2006年6月5日月曜日

Englishman in New York

 私だって人間、意味もなく悲しくなったり寂しくなったりすることはあります。そんなときに聴きたくなる曲はなにかというと、悲しさの種類によっても違うのですが、例えば今私がとりつかれている悲しさの種類でいうとEnglishman in New Yorkが聴きたい、そんな感じです。

Englishman in New Yorkは、アメリカはニューヨークに暮らすイギリス人が、自分の今までのスタイルをかたくなに崩さずにいるといったような、そういう内容を持った歌なのですが、それがただ頑なだったり意固地だったりというわけではなく、受け入れられなさを嘆くでもなく、自分にとっては異郷の地ニューヨークにおいて、合法的な異邦人として存在している自分を見つめ、そして自信を持って自分を支えようとするかのような自負が感じられる。そういう詩的でセンチメンタルでロマンティックで、そしてソリッドな歌なのです。
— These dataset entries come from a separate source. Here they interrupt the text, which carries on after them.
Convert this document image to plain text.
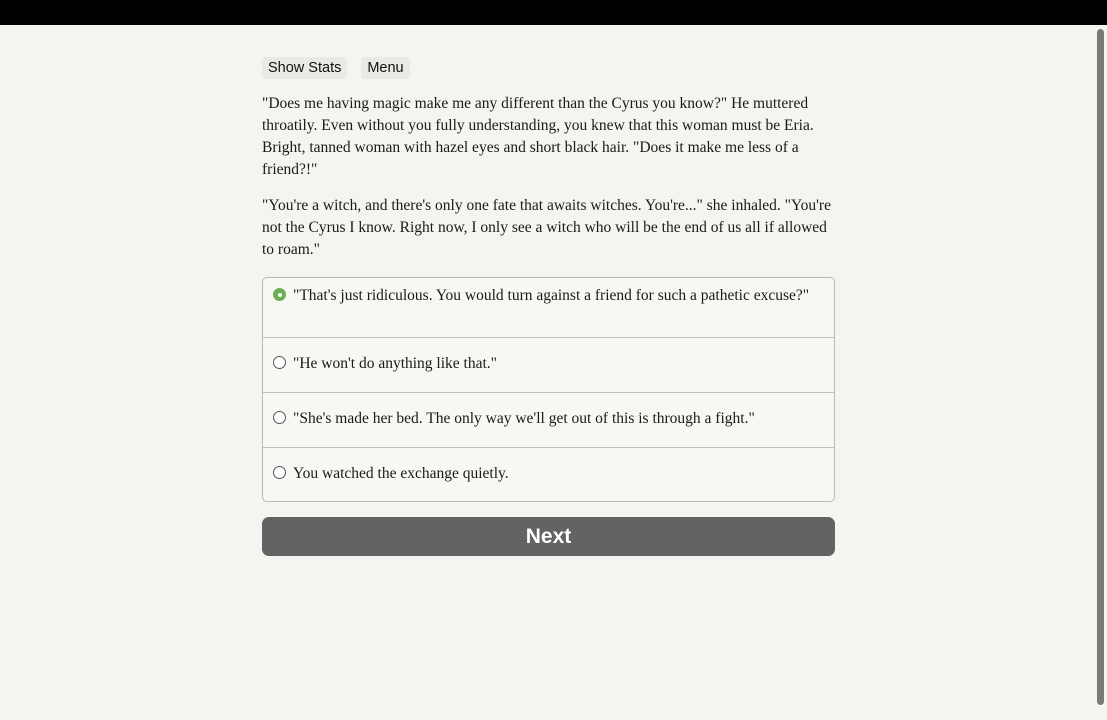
Show Stats	Menu

"Does me having magic make me any different than the Cyrus you know?" He muttered throatily. Even without you fully understanding, you knew that this woman must be Eria. Bright, tanned woman with hazel eyes and short black hair. "Does it make me less of a friend?!"

"You're a witch, and there's only one fate that awaits witches. You're..." she inhaled. "You're not the Cyrus I know. Right now, I only see a witch who will be the end of us all if allowed to roam."

"That's just ridiculous. You would turn against a friend for such a pathetic excuse?"
"He won't do anything like that."
"She's made her bed. The only way we'll get out of this is through a fight."
You watched the exchange quietly.
Next
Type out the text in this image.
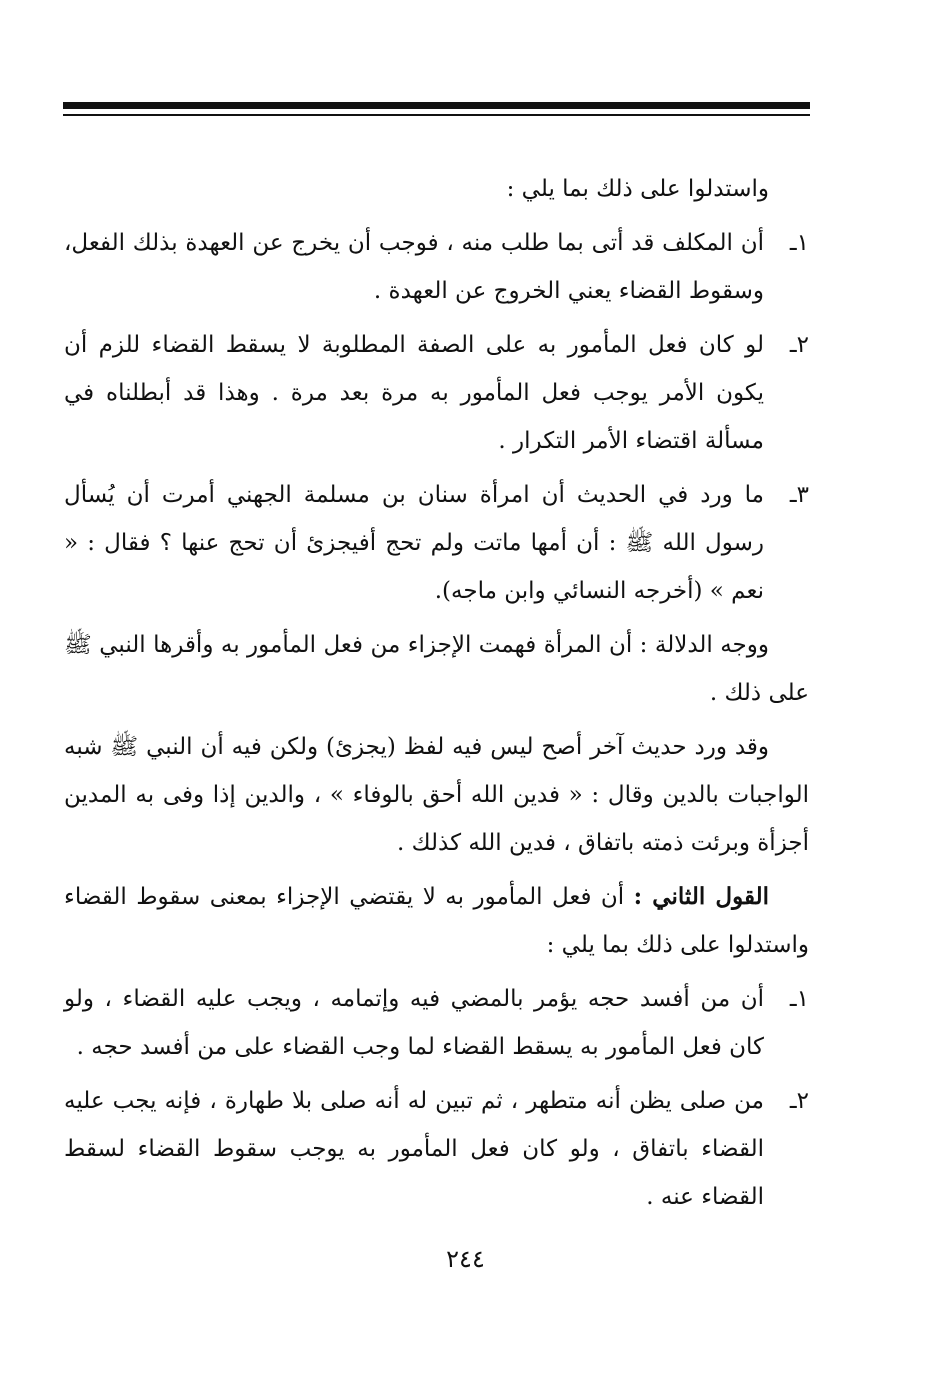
واستدلوا على ذلك بما يلي :

١ـ
أن المكلف قد أتى بما طلب منه ، فوجب أن يخرج عن العهدة بذلك الفعل، وسقوط القضاء يعني الخروج عن العهدة .
٢ـ
لو كان فعل المأمور به على الصفة المطلوبة لا يسقط القضاء للزم أن يكون الأمر يوجب فعل المأمور به مرة بعد مرة . وهذا قد أبطلناه في مسألة اقتضاء الأمر التكرار .
٣ـ
ما ورد في الحديث أن امرأة سنان بن مسلمة الجهني أمرت أن يُسأل رسول الله ﷺ : أن أمها ماتت ولم تحج أفيجزئ أن تحج عنها ؟ فقال : « نعم » (أخرجه النسائي وابن ماجه).

ووجه الدلالة : أن المرأة فهمت الإجزاء من فعل المأمور به وأقرها النبي ﷺ على ذلك .

وقد ورد حديث آخر أصح ليس فيه لفظ (يجزئ) ولكن فيه أن النبي ﷺ شبه الواجبات بالدين وقال : « فدين الله أحق بالوفاء » ، والدين إذا وفى به المدين أجزأة وبرئت ذمته باتفاق ، فدين الله كذلك .

القول الثاني : أن فعل المأمور به لا يقتضي الإجزاء بمعنى سقوط القضاء واستدلوا على ذلك بما يلي :

١ـ
أن من أفسد حجه يؤمر بالمضي فيه وإتمامه ، ويجب عليه القضاء ، ولو كان فعل المأمور به يسقط القضاء لما وجب القضاء على من أفسد حجه .
٢ـ
من صلى يظن أنه متطهر ، ثم تبين له أنه صلى بلا طهارة ، فإنه يجب عليه القضاء باتفاق ، ولو كان فعل المأمور به يوجب سقوط القضاء لسقط القضاء عنه .
٢٤٤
つまり、私の今感じているという悲しさ、寂しさというのは、今私の暮らしている地に対する受け入れがたさに苦しむ類いの悲しさであり、そして私の今暮らしている地が私を受け入れないとわかってしまった、そういう寂しさであり、まるで私はここにいてここにいないみたいな感じなのです。私はこの国に生まれて、この国に育って、この国以外のどこも知らないというのに、この国において自分が異邦人のようであるかに感じている。こういうときにEnglishman in New Yorkを無性に聴きたくなるのです。

この、外界と自分の皮膚の間に隙間が空いたかのような違和感、一体なんなんだと思うのですが、意外に私はこれをよくよく感じていて、メランコリーの一種でしょうね。例えば大勢での会合において、あるいは酒の席、その帰り道において、強烈な孤独感と、言い様のない周囲への違和感を感じるのです。まるですべてが嘘みたいで、自分自身が空白で、しかしその空白と感じている私は間違いなくそこにいて、私はその空白から私自身を見つけようとしてひとりで旅しているように孤独です。そして結局は私は私でしかなく、私の築いてきた私なりのスタイルは崩せるものではなく、たとえ外界に対し行使しえないものだとしても、私の内には守っていきたいと思う。こうしたものと同じような感覚を、ある日テレビに聴いたEnglishman in New Yorkに見つけて、それ以来私はこの歌を自分の心の支えみたいにして大切に思っています。